The Wildcats need a late-game scorer in the worst way, as evident by their 64-63 loss to Colorado. After rebounding a CU miss with 30 seconds remaining, Arizona settled for a 3-pointer from Kevin Parrom at the buzzer and once again missed Derrick Williams’ ability to throw on his Superman cape and save the day.

With the loss, Arizona moved to 0-3 this season in games decided by four points or less — last season the Wildcats went 5-3 in such games. Miller said on Tuesday that Arizona still hasn’t established a Mariano Rivera-like closer and “that’s one of the things that we don’t do well right now at the end of games.”

That could quickly change if Turner can deliver in crunch time. As of late, Turner’s looked the part.
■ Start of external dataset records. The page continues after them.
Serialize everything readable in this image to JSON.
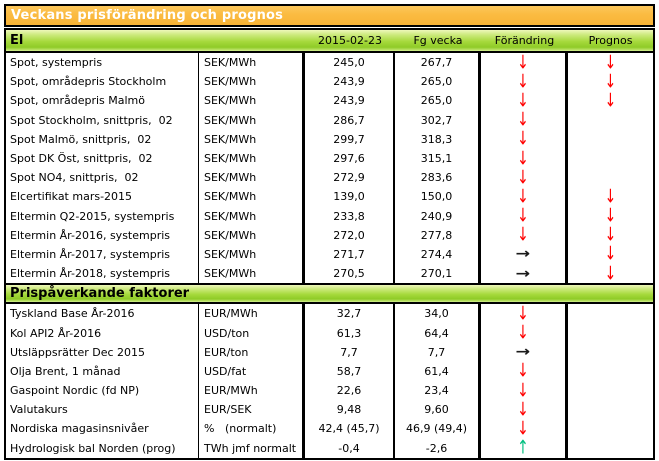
{
  "title": "Veckans prisförändring och prognos",
  "columns": {
    "date": "2015-02-23",
    "previous": "Fg vecka",
    "change": "Förändring",
    "forecast": "Prognos"
  },
  "arrows": {
    "down": "↓",
    "right": "→",
    "up": "↑"
  },
  "colors": {
    "title_bg": "#FBBB41",
    "section_green": "#A6D93C",
    "arrow_down": "#FF0000",
    "arrow_right": "#1A1A1A",
    "arrow_up": "#00BF7F"
  },
  "sections": [
    {
      "name": "El",
      "rows": [
        {
          "label": "Spot, systempris",
          "unit": "SEK/MWh",
          "current": "245,0",
          "previous": "267,7",
          "change": "down",
          "forecast": "down"
        },
        {
          "label": "Spot, områdepris Stockholm",
          "unit": "SEK/MWh",
          "current": "243,9",
          "previous": "265,0",
          "change": "down",
          "forecast": "down"
        },
        {
          "label": "Spot, områdepris Malmö",
          "unit": "SEK/MWh",
          "current": "243,9",
          "previous": "265,0",
          "change": "down",
          "forecast": "down"
        },
        {
          "label": "Spot Stockholm, snittpris,  02",
          "unit": "SEK/MWh",
          "current": "286,7",
          "previous": "302,7",
          "change": "down",
          "forecast": "none"
        },
        {
          "label": "Spot Malmö, snittpris,  02",
          "unit": "SEK/MWh",
          "current": "299,7",
          "previous": "318,3",
          "change": "down",
          "forecast": "none"
        },
        {
          "label": "Spot DK Öst, snittpris,  02",
          "unit": "SEK/MWh",
          "current": "297,6",
          "previous": "315,1",
          "change": "down",
          "forecast": "none"
        },
        {
          "label": "Spot NO4, snittpris,  02",
          "unit": "SEK/MWh",
          "current": "272,9",
          "previous": "283,6",
          "change": "down",
          "forecast": "none"
        },
        {
          "label": "Elcertifikat mars-2015",
          "unit": "SEK/MWh",
          "current": "139,0",
          "previous": "150,0",
          "change": "down",
          "forecast": "down"
        },
        {
          "label": "Eltermin Q2-2015, systempris",
          "unit": "SEK/MWh",
          "current": "233,8",
          "previous": "240,9",
          "change": "down",
          "forecast": "down"
        },
        {
          "label": "Eltermin År-2016, systempris",
          "unit": "SEK/MWh",
          "current": "272,0",
          "previous": "277,8",
          "change": "down",
          "forecast": "down"
        },
        {
          "label": "Eltermin År-2017, systempris",
          "unit": "SEK/MWh",
          "current": "271,7",
          "previous": "274,4",
          "change": "right",
          "forecast": "down"
        },
        {
          "label": "Eltermin År-2018, systempris",
          "unit": "SEK/MWh",
          "current": "270,5",
          "previous": "270,1",
          "change": "right",
          "forecast": "down"
        }
      ]
    },
    {
      "name": "Prispåverkande faktorer",
      "rows": [
        {
          "label": "Tyskland Base År-2016",
          "unit": "EUR/MWh",
          "current": "32,7",
          "previous": "34,0",
          "change": "down",
          "forecast": "none"
        },
        {
          "label": "Kol API2 År-2016",
          "unit": "USD/ton",
          "current": "61,3",
          "previous": "64,4",
          "change": "down",
          "forecast": "none"
        },
        {
          "label": "Utsläppsrätter Dec 2015",
          "unit": "EUR/ton",
          "current": "7,7",
          "previous": "7,7",
          "change": "right",
          "forecast": "none"
        },
        {
          "label": "Olja Brent, 1 månad",
          "unit": "USD/fat",
          "current": "58,7",
          "previous": "61,4",
          "change": "down",
          "forecast": "none"
        },
        {
          "label": "Gaspoint Nordic (fd NP)",
          "unit": "EUR/MWh",
          "current": "22,6",
          "previous": "23,4",
          "change": "down",
          "forecast": "none"
        },
        {
          "label": "Valutakurs",
          "unit": "EUR/SEK",
          "current": "9,48",
          "previous": "9,60",
          "change": "down",
          "forecast": "none"
        },
        {
          "label": "Nordiska magasinsnivåer",
          "unit": "%   (normalt)",
          "current": "42,4 (45,7)",
          "previous": "46,9 (49,4)",
          "change": "down",
          "forecast": "none"
        },
        {
          "label": "Hydrologisk bal Norden (prog)",
          "unit": "TWh jmf normalt",
          "current": "-0,4",
          "previous": "-2,6",
          "change": "up",
          "forecast": "none"
        }
      ]
    }
  ]
}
The freshman averaged 10 points and 2.6 rebounds, 1.6 assists and 1.6 steals in Arizona’s last three games. He shot 9-of-20 during that span.

“Now people are finally starting to see his potential and see him play better,” Arizona forward Kevin Parrom said. “I think he’s doing a great job at the point guard position. I personally love the way he passes the ball. He just spreads out the court and is a great point guard.”

Turner’s ability to penetrate and get to the line may just be the remedy the Wildcats are desperately searching for late in games.

The question becomes: Is a 19-year-old freshman with 18 collegiate games under his belt ready to take on such a task? The Sacramento, Calif., native thinks so.

“I’m just comfortable with the ball in my hands at the end of games. I feel like I can get to the line easy,” Turner said. “I never thought it would get to that point but if (Miller) wants to put the ball in my hands at the end of the game I’d be comfortable doing that.”

Senior Jesse Perry said after the Colorado game that it’s up to the older guys to demand the ball late in games. But according to Miller, he hasn’t seen his veterans step up to that challenge consistently.

Kyle Fogg, who Miller said will be the second option behind Turner in late-game situations, had a chance to create for himself against CU, but chose to kick the ball out to Parrom for the 3-pointer.

Fogg also missed a potential game-tying jumper in the lane at the buzzer against Oregon at home. He came up with huge plays down the stretch against Oregon State, but he, Perry and Hill have yet to prove themselves as closers.

Miller admitted that the Wildcats miss Momo Jones and Williams, whose late-game heroics carried them to the Elite Eight a season ago. He even pointed to two seasons ago when Jones and Nic Wise often helped Arizona steal wins it shouldn’t have.

“Both of them were really good in the clutch,” Miller said. “Look back at our first year, we were so lucky to be 16-15. We were probably more like a 13-win team but three or four times, buzzer beaters, free throws going in.”

But Miller said even without Jones, Williams and Wise, “that’s not to say we can’t all the sudden win a couple of these hard-fought games and turn it right around.”

Turner will get his chance to do exactly that. And after a rocky start to his college career, he says he’s poised to take on that role.

“I feel comfortable in any environment now,” Turner said. “I just feel a lot more comfortable playing college ball.”